Nur wer die Gefahren kennt und weiß, wie man sich in den unterschiedlichen Situationen verhalten muss, kann die Welt unter Wasser genießen und wieder sicher und gesund auftauchen. Haben Sie schon einmal eine gefährliche Situation erlebt?

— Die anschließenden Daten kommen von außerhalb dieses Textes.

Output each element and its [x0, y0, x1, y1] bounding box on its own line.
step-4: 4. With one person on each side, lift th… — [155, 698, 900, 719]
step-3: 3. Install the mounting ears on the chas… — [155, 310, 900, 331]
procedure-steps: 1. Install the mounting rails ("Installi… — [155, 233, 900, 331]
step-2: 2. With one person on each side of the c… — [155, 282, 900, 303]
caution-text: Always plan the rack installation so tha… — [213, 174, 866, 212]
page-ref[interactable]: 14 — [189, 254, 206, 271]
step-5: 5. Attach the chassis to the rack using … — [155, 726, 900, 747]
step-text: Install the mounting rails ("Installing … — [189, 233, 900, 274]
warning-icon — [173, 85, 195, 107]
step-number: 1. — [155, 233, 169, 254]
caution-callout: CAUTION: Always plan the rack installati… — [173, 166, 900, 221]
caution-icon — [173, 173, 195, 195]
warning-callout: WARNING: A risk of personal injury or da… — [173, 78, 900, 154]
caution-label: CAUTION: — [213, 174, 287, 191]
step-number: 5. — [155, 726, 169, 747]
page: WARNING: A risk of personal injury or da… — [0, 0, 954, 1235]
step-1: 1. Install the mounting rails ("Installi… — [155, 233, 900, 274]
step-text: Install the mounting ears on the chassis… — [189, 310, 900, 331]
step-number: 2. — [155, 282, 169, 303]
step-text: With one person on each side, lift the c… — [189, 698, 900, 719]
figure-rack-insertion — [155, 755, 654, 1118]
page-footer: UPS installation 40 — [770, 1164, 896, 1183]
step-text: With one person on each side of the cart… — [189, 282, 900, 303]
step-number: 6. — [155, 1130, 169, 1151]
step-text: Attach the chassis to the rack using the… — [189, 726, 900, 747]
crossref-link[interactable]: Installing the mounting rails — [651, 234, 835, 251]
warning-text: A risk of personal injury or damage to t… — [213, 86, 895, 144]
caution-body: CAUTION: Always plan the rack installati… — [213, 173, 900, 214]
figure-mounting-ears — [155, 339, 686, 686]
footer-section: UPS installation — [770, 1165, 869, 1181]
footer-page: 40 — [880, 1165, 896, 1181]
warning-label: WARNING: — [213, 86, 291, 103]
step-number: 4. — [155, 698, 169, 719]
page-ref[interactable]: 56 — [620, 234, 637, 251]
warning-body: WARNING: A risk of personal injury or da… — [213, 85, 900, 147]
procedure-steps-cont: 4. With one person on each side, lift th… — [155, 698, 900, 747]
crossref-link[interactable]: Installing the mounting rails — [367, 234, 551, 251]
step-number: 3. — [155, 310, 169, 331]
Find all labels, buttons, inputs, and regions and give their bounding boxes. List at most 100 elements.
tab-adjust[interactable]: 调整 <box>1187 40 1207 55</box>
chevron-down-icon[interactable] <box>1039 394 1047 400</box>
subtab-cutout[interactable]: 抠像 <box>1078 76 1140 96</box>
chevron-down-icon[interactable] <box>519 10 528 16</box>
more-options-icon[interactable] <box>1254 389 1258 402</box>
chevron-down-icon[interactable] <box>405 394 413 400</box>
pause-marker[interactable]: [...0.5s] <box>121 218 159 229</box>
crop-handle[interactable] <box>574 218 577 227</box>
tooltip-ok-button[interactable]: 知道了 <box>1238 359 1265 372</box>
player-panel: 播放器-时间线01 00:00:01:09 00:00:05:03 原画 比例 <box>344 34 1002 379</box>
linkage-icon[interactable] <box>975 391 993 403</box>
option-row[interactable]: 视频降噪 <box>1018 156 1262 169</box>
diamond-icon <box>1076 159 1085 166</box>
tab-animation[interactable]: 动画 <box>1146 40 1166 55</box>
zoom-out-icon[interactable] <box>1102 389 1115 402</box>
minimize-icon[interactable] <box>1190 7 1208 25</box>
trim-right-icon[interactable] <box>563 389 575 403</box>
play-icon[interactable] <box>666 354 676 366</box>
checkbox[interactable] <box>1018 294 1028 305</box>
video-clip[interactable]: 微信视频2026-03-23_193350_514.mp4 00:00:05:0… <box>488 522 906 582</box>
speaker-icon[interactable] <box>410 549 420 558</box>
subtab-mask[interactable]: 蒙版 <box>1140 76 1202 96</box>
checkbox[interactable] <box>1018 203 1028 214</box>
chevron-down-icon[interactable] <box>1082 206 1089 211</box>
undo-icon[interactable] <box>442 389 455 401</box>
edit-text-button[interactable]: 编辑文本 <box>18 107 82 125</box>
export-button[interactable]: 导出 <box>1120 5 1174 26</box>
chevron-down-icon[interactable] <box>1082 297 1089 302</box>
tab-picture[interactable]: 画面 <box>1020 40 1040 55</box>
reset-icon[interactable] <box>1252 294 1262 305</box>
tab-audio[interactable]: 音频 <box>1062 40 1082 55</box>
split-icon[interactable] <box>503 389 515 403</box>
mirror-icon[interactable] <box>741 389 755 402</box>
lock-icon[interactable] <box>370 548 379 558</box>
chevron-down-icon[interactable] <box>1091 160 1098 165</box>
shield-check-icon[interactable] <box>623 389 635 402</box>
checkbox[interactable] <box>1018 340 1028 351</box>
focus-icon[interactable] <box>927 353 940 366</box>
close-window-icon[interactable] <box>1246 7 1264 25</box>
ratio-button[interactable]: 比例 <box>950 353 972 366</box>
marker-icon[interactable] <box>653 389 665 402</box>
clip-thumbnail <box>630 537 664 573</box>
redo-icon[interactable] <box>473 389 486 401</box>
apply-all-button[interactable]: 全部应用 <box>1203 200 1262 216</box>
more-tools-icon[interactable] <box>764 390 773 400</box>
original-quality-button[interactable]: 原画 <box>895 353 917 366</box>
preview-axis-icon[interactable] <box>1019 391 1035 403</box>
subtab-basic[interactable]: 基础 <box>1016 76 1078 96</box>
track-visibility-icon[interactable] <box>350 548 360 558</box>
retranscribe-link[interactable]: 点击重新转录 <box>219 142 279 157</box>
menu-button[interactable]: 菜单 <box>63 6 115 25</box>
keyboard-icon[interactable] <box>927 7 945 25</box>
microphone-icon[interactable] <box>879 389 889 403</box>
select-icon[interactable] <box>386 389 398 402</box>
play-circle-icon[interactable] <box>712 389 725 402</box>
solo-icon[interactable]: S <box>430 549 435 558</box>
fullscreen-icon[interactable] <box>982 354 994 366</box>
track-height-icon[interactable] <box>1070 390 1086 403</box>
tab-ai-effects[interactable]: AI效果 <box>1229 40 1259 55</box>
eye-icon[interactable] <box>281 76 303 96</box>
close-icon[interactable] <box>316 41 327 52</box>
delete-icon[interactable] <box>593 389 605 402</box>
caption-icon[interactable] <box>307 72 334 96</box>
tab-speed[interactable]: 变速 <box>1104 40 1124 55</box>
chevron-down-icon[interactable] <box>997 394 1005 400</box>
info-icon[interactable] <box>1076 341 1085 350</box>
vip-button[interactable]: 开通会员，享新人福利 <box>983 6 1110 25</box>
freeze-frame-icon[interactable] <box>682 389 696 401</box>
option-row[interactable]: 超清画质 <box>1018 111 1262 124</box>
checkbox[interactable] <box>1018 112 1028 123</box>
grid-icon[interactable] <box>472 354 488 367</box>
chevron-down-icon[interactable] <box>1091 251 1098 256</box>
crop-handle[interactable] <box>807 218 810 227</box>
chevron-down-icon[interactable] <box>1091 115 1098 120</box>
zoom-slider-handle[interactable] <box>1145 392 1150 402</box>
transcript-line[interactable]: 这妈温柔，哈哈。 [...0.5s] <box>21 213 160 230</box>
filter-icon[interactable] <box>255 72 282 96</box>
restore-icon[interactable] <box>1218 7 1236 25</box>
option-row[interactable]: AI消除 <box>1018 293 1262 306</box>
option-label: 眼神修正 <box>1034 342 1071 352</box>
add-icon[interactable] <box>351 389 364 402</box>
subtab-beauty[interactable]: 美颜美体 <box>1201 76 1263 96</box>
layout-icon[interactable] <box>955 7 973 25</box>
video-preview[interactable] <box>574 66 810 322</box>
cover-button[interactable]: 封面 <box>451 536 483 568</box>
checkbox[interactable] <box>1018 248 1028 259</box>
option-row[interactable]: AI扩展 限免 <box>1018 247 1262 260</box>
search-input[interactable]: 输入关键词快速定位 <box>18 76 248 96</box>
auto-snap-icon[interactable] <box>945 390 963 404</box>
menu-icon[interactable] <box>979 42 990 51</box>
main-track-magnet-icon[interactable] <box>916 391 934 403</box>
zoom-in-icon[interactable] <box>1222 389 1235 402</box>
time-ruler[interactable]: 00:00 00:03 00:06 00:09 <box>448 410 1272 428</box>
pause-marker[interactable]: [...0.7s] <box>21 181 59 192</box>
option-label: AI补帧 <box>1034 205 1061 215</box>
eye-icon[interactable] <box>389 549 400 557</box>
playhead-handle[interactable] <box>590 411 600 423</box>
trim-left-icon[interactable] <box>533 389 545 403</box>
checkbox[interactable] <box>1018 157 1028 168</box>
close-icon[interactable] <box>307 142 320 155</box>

Martin Geyer: Nein, zum Glück noch nicht. Aber es ist wichtig, dass man in Übung bleibt. Wenn ich im offenen Gewässer nicht so viel zum Tauchen komme, fahre ich ins Theresienbad. Ich check meine Geräte, übe das Austarieren, das heißt, dass man gerade so viel Luft hinein- und hinauslässt, um auf einem Niveau zu bleiben. Im Schwimmbad kann ich mich an den Fliesen, an diesem Hell Dunkel gut orientieren. Es ist für mich wichtig, auch selbstständig tauchen zu können, nicht immer von einem Tauchbuddy abhängig sein zu müssen. Unser Verein, der RRTC, hat ja bestimmte Trainingszeiten im Theresienbad und auch meine Flasche befindet sich dort. Die anderen Ausrüstungsgegenstände schlepp ich in einer Riesentasche mit. So kann ich selbstständig tauchen üben. Außerdem treffe ich dort immer andere vom Verein, mit denen ich meine Interessen teilen kann.

Ihr Verein, der Recreation Rehabilitation Tauchclub (RRTC), bietet unter anderem eine Tauchausbildung sowie Schnupper- und Übungstauchen an und organisiert Tauchausflüge.

Martin Geyer: Ich war mit dem Verein schon einige Male beim Grüblsee in der Steiermark, das ist ein künstlicher Alpensee, der als Alpenaquarium bezeichnet wird. Dort gibt es eine Tauchbasis und im See wurden für die Taucher:innen Hindernisse, Figuren und Plattformen angebracht. Man kann sich auf diesen Plattformen niederlassen und Fische füttern. Die Fische sind total an die Menschen gewohnt, sie schwimmen her, zupfen am Neoprenanzug und wollen gefüttert werden. Ich kann mich noch sehr gut an meinen ersten Tauchgang im Grüblsee erinnern, damals war Markus Fitzka vom Verein mein Tauchbuddy. Wir waren 51 Minuten unter Wasser und in acht oder neun Meter Tiefe. Viel tiefer ist der See gar nicht. Es war herrlich, Markus ist mit mir zweimal durch den See getaucht.


Bis jetzt bin ich mit drei verschiedenen Tauchbuddys getaucht, sehr einfühlsame, ruhige Leute, die sich schnell auf was einstellen können. In solchen Situationen sieht man, wie wunderbar das Zwischenmenschliche ist oder sein kann. Es ist schön, gemeinsam unter Wasser zu sein, sich nonverbal auszutauschen, zu schweben oder langsam und ruhig vorwärts zu schwimmen.

Und dieses Gefühl der Zusammengehörigkeit ist sehr schön, man weiß, dass man in jeder Situation füreinander da ist und sich hilft. Wer sich fürs Tauchen interessiert, sollte es unbedingt ausprobieren, auch wenn viele sagen, tauchen sei nix für Menschen mit Sehbehinderungen. Einfach selber probieren, so lassen sich Grenzen überschreiten.


Danke für das Gespräch.


Der Tauchverein RRTC im Wiener Theresienbad bietet allen Menschen, mit und ohne Behinderungen, die Möglichkeit, das Tauchen auszuprobieren oder zu erlernen.